En medio de uno de los sermones, un feligrés se percató de lo que
hacía la madre y, al ver el rostro de Beatrice, gritó ¡milagro, milagro, la
niña ha sanado!, y todos lloraron mucho más de lo habitual. A partir de ahí, la
pequeña caminó descubierta y fue sólo cuestión de tiempo que la gente notase
que ella era la causante de sus lágrimas. Sin embargo, no pensaron que fuese un
acto del mal, sino de Dios, porque en lugar de dolerles, les hacía más
sensibles, más buenos. Y Darius volvió a sacarle el lado positivo a la
situación.

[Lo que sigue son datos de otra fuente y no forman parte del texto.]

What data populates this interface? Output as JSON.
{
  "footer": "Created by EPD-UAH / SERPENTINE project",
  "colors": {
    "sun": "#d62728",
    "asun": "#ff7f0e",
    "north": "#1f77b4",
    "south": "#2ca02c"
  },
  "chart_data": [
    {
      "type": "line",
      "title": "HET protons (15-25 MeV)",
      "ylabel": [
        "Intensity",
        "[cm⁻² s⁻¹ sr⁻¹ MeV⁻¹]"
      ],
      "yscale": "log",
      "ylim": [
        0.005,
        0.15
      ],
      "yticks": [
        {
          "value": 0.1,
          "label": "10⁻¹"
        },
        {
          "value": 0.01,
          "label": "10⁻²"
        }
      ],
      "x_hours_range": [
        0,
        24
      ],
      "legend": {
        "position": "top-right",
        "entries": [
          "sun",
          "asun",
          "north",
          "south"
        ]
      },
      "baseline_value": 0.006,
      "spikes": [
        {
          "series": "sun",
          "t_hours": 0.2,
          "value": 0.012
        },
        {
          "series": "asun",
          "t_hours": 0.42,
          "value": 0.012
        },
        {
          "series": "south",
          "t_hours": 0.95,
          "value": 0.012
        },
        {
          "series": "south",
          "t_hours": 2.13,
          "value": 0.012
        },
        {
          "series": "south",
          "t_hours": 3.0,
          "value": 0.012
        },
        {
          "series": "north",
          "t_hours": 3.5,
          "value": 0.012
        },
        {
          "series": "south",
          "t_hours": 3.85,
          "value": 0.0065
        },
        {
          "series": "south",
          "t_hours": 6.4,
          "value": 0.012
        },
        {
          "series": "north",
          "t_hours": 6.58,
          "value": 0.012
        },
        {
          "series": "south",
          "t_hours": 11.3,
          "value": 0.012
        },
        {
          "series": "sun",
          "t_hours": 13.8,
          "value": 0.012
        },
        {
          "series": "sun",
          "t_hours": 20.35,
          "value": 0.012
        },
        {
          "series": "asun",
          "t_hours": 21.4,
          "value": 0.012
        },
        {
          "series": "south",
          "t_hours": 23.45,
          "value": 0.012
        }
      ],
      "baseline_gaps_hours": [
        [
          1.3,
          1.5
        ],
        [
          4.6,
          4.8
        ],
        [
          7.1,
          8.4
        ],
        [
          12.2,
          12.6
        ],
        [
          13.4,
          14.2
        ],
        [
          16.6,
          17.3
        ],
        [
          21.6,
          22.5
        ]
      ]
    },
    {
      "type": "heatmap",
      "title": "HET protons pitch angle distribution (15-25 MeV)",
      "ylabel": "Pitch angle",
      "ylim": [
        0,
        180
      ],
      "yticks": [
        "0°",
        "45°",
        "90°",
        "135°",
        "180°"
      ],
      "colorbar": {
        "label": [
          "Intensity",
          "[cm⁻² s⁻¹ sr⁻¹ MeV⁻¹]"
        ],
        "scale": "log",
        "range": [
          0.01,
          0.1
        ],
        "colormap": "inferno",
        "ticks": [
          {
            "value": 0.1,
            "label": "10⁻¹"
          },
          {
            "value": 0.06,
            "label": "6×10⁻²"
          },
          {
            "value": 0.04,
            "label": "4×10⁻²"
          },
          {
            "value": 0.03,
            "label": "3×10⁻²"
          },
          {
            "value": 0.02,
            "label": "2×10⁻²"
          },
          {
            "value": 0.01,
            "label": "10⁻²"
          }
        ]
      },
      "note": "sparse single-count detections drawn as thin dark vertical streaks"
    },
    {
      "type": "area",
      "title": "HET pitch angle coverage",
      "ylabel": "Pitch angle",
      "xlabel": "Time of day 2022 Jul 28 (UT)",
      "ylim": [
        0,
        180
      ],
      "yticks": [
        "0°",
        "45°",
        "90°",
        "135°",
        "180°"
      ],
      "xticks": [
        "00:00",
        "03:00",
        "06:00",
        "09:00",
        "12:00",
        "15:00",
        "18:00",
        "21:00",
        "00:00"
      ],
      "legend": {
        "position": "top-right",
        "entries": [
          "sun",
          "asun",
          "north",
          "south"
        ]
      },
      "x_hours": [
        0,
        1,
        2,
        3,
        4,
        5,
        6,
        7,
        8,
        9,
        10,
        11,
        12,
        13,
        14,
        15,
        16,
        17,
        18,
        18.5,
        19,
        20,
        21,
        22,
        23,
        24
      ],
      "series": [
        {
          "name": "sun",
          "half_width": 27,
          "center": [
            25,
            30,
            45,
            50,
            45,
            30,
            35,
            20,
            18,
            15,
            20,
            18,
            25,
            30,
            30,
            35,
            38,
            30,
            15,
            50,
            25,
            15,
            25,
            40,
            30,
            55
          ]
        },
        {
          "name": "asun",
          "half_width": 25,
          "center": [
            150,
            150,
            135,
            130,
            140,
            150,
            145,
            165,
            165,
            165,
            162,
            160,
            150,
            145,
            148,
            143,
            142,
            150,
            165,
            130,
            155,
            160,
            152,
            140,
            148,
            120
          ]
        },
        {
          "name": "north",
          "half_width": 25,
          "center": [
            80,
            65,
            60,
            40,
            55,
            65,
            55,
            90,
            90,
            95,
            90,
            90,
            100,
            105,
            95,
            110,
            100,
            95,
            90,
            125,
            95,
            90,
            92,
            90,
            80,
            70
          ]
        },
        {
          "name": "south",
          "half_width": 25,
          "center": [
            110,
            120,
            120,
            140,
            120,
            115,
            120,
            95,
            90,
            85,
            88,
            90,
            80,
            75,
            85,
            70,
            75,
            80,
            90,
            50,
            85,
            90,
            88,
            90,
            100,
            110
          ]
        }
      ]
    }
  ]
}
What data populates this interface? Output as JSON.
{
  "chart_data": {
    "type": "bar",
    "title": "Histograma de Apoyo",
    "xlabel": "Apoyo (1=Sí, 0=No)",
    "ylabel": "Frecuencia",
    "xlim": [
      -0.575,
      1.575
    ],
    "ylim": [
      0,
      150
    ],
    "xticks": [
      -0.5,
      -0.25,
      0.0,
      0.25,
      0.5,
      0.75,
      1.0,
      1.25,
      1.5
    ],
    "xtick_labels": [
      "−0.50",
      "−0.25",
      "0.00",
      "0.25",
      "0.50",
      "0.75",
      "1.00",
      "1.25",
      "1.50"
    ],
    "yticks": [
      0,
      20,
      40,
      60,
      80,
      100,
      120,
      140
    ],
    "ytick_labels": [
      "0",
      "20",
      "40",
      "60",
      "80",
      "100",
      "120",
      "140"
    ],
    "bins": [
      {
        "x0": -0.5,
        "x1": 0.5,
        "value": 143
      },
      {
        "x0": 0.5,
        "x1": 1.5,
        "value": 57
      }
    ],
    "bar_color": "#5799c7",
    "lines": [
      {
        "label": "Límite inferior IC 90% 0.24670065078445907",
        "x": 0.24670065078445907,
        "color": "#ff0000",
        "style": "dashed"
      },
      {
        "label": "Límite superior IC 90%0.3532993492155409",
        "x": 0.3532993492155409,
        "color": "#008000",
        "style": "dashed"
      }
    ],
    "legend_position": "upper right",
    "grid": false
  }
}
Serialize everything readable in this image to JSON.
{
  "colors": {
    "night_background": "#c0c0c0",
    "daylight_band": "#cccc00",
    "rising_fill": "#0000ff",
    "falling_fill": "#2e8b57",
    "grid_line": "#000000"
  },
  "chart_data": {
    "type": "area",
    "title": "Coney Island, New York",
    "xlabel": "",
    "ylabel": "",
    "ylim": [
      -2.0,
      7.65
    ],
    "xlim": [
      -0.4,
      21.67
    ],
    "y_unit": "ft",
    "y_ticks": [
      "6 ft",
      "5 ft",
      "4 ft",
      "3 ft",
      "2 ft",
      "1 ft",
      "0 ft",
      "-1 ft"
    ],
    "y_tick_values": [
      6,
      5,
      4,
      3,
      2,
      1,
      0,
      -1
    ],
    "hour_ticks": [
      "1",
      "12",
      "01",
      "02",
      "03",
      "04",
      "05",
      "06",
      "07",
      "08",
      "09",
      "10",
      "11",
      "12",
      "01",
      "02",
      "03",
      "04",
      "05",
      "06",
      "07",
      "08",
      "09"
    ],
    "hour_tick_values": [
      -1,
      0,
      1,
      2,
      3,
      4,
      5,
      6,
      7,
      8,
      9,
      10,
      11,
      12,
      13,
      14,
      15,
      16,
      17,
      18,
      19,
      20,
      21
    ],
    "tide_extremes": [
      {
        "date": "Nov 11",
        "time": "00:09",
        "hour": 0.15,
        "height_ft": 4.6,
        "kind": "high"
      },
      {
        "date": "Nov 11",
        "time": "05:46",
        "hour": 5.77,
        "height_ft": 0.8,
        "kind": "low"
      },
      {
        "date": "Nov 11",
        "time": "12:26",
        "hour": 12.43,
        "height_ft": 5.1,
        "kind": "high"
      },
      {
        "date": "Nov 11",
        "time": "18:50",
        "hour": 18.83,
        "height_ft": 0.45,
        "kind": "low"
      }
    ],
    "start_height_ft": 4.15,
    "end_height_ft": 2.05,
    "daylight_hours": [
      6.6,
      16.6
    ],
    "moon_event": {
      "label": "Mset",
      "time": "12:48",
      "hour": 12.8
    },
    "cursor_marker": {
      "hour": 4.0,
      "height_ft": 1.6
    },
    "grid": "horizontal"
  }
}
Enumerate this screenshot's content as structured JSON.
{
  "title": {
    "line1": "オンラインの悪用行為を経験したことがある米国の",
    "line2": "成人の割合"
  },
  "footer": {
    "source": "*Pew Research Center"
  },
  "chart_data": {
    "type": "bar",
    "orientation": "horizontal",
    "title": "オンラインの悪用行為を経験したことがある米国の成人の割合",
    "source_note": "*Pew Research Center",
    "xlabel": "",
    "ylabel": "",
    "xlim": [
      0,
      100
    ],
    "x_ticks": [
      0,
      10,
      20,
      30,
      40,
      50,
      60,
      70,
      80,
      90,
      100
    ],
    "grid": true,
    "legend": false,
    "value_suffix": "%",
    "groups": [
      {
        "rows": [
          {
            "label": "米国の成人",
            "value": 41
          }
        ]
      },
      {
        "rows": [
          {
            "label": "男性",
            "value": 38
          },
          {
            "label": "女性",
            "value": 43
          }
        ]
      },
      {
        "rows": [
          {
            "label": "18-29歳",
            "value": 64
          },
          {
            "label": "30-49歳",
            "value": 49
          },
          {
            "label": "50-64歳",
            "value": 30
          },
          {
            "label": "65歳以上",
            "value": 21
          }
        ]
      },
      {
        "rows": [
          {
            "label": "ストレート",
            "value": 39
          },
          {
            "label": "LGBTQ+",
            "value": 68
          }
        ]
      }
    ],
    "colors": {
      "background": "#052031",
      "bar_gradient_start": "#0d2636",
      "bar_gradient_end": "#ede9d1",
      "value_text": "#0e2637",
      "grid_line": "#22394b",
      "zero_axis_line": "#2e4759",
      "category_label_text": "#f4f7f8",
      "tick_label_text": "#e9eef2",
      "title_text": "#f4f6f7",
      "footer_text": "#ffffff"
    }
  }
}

Se confesó ante todas las personas del pueblo y, seguidamente, las
convenció para que fueran sus cómplices.
El sacerdote Darius fue ascendido a obispo por las ingentes cantidades
que conseguía recolectar. Lo único que pidió fue no ser destituido de la
parroquia de Argesca. Por azares del destino, sobrevivió a la muerte de la
señora Beatrice. Ya cansado, sin nada que perder por la edad y su débil salud,
se atrevió a documentar la vida de su benefactora, confesando el gran engaño
que había encabezado. Por supuesto, el documento no salió a la luz.
Curiosamente
—podría considerarse más bien un detalle lógico, aunque no por eso menos
llamativo— en el funeral de Beatrice, ninguno de los presentes lloró. La
querían, sí, pero contuvieron sus lágrimas en señal de duelo.